When Should You Register Your Company’s Trademark?

What happens to your brand if you don’t have a Trademark registration? A competitor could steal your mark, or start using a mark that is confusingly similar. Either action could weaken your brand and confuse your customers. People may not be able to tell which products and services are yours and which are a competitor’s. You simply can’t market a brand successfully without a strong trademark.

But when is a good time to register your trademark? You don’t want to wait until you’re already doing business. You should register your trademark as soon as you have decided on a business name. Start by brainstorming names and trademarks before launching your business to secure trademark protection and avoid infringing on others’ trademarks.

Protect Your Trademark from the Beginning

It’s crucial to register your trademarks early in your business to secure federal protection from the start. Delaying trademark registration until after you start business risks losing your trademarks or having similar ones registered by other companies. Then you could find yourself in a tough situation.

You can receive common law protection for your trademarks merely by using it. However, that protection doesn’t extend very far. It usually applies only to the immediate geographical area in which you’re operating. Consider the case of Burger King of Fla., Inc. v. Hoots. In this lawsuit, the Hoots family attempted to assert their rights to an unregistered trademark of the “Burger King” name.

Unfortunately for them, Burger King the Florida-based fast food restaurant held the federally registered trademark for the Burger King name. The courts ruled in favor of the Hoots, as they unknowingly used the Burger King trademark in good faith.

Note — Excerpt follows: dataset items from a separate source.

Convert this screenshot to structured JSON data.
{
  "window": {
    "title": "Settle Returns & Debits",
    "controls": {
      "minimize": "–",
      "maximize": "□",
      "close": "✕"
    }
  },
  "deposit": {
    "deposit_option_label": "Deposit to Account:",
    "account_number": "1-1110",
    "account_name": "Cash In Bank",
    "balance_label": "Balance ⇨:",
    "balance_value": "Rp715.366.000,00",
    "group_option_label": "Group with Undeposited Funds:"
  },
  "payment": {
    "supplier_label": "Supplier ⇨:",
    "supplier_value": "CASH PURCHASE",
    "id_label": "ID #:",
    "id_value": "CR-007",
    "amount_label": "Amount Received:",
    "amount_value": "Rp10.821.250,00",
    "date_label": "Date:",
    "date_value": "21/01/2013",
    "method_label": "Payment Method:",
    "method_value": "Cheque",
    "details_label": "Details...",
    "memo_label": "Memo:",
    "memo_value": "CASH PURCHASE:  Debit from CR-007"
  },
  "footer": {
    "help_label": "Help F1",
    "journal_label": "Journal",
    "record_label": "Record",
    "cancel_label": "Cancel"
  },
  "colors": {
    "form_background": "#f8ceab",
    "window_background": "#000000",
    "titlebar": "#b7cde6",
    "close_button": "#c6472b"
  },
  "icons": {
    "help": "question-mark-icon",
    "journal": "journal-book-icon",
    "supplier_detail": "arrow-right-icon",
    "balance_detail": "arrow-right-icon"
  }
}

As a result, they were deemed to be in possession of a common law trademark. The outcome of the case is that the popular restaurant chain can’t open a location within 20 miles of the Hoots’s original restaurant – that’s how far their unregistered trademark is deemed to extend. The Hoots couldn’t assert their rights to the trademark throughout their state, much less throughout the nation.

Federal trademark registration provides federal protection for your trademark. Your business may be small now, but if you want to expand later, you could wind up needing that federal protection. Registering your trademark with the U.S. Patent and Trademark Office (USPTO) also means that you can register your mark with the U.S. Customs and Border Protection so they will stop the importation of any counterfeit goods using your mark illicitly or using a similar mark.

You’ll have the right to bring any trademark infringement cases in federal court. You’ll be the presumptive owner of your trademark, so you won’t have to provide a ton of evidence of you using the trademark to the court. And getting a federal trademark registration is necessary if you want to register your trademarks internationally.

Search for Similar Trademarks

When you get a federal trademark registration, part of the process is checking the USPTO database for marks that are the same or similar to yours. You have a responsibility to conduct a comprehensive trademark search of both the federal database and any state or local databases. If you submit an application for a trademark that infringes on someone else’s trademark, your application will be denied. Even if your application is approved, if it’s later found that you infringed on someone else’s trademark, you could be forced to stop using your trademark immediately. All the hard work you put into your brand could then be gone.

Apply for Trademark Registration in Advance

If your business is still in its infancy and you’re not quite ready to use your trademarks yet, you can file an “intent-to-use” application. An intent-to-use application allows you to register a trademark you’re not yet using as long as you begin using it within six months of the application’s approval. You can file for as many as four six-month extensions to this deadline. However, you’re going to have to show the USPTO good cause for why you need each extension. A registered trademark is meant to be used, and if you stop using it, or fail to begin using it, you’ll lose your trademarks rights.

Don’t put off registering your company’s trademarks. Protect your intellectual property as soon as you can, so you can focus on building your brand, free from infringement by competitors.